Irving Howe (June 11, 1920May 5, 1993), was an American literary and social critic. He was born as Irving Horenstein in New York, as a son of immigrants who ran a small grocery store that went out of business during the Great Depression.

Like many New York Intellectuals, Howe attended City College and graduated in 1940, alongside Daniel Bell and Irving Kristol. He served in the U.S. Army during World War II. Upon his return, he began writing literary and cultural criticism for the influential Partisan Review and became a frequent essayist for Commentary, Politics, The Nation, The New Republic, and The New York Review of Books. In 1954, Howe helped found the intellectual quarterly Dissent, which he edited until his death in 1993.

Since his CCNY days, Howe was committed to left-wing politics. He was a member of the Young People's Socialist League and then Max Shachtman's Workers Party, where Shactman made Howe his understudy. After 1948, he joined the Independent Socialist League, where he was a central leader. He left the ISL in the early 1950s. As the request of his friend Michael Harrington, he helped co-found the Democratic Socialist Organizing Committee in the early 1970s. DSOC merged into the Democratic Socialists of America in 1982, with Howe as a vice-chair. He was a vociferous opponent of both Soviet totalitarianism and McCarthyism, called into question standard Marxist doctrine, and came into conflict with the New Left after criticizing their unmitigated radicalism. Later in life, his politics gravitated toward more pragmatic democratic socialism and foreign policy, a position still represented in the idiosyncratic political and social arguments of Dissent.

Known for lucid literary criticism as well social and political activism, Howe wrote seminal studies on Thomas Hardy, William Faulkner, politics and the novel, and a sweeping cultural history of Eastern European Jews in America entitled World of Our Fathers. He also edited and translated many Yiddish stories, and commissioned the first English translation of Isaac Bashevis Singer for the Partisan Review. He also wrote A Margin of Hope, his autobiography, and Socialism and America.

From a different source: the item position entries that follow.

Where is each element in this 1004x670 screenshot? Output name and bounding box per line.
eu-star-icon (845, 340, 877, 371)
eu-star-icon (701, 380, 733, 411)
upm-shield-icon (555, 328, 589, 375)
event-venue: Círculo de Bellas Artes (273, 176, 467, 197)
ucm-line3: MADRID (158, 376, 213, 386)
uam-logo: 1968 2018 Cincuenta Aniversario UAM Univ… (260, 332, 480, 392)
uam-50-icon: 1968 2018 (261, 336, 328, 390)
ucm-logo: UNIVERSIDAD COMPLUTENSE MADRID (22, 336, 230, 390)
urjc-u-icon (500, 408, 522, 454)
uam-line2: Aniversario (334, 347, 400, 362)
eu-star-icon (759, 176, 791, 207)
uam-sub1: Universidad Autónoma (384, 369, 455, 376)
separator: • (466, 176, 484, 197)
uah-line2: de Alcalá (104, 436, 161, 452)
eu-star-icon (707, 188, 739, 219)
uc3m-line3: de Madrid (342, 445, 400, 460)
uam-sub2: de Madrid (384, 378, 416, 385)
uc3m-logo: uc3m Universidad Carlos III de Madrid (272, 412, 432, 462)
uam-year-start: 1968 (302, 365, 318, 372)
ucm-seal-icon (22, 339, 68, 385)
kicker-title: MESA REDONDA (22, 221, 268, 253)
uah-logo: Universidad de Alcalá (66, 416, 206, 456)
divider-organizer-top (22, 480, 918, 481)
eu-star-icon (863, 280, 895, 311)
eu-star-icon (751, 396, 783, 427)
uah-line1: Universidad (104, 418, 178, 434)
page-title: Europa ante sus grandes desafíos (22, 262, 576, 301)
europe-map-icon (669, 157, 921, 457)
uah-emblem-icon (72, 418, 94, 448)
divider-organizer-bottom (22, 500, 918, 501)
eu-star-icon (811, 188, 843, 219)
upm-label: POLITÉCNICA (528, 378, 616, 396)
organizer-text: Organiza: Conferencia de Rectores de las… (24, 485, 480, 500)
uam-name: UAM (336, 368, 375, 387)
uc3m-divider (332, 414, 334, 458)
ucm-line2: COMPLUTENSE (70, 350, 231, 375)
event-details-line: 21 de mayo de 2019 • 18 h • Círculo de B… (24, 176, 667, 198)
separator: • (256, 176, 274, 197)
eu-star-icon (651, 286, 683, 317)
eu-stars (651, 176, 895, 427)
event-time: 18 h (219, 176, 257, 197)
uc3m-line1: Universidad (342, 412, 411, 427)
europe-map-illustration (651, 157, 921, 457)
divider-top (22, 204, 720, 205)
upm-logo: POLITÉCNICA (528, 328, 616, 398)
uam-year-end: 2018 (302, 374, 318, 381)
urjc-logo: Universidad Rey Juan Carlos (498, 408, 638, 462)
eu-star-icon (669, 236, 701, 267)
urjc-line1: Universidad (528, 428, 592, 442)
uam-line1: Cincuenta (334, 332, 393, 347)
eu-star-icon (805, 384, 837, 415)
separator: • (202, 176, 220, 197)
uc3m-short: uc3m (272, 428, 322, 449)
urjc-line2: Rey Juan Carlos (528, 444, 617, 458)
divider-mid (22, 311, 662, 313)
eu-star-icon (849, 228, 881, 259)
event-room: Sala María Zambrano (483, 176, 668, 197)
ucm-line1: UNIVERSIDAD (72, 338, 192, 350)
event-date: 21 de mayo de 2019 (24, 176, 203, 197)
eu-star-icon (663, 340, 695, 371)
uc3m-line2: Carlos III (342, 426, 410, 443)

A biography of Howe, entitled Irving Howe: A Life of Passionate Dissent, was published by Gerald Sorin.

Selected publications

  • The American Communist Party, a critical history, 1919-1957, with Lewis Coser with the assistance of Julius Jacobson. Boston, Beacon Press, 1957.
  • Beyond the new left, New York, McCall Pub. Co., 1970. ISBN 0841500215
  • Decline of the new, New York, Harcourt, Brace & World, 1970
  • Celebrations and attacks : thirty years of literary and cultural commentary, New York : Horizon Press, 1979. ISBN 0818011769
  • A Margin of Hope: An intellectual Autobiography, Harcourt Brace Jovanovich, 1982. ISBN 0-15-157138-4.
  • Socialism and America, San Diego : Harcourt Brace Jovanovich, 1985.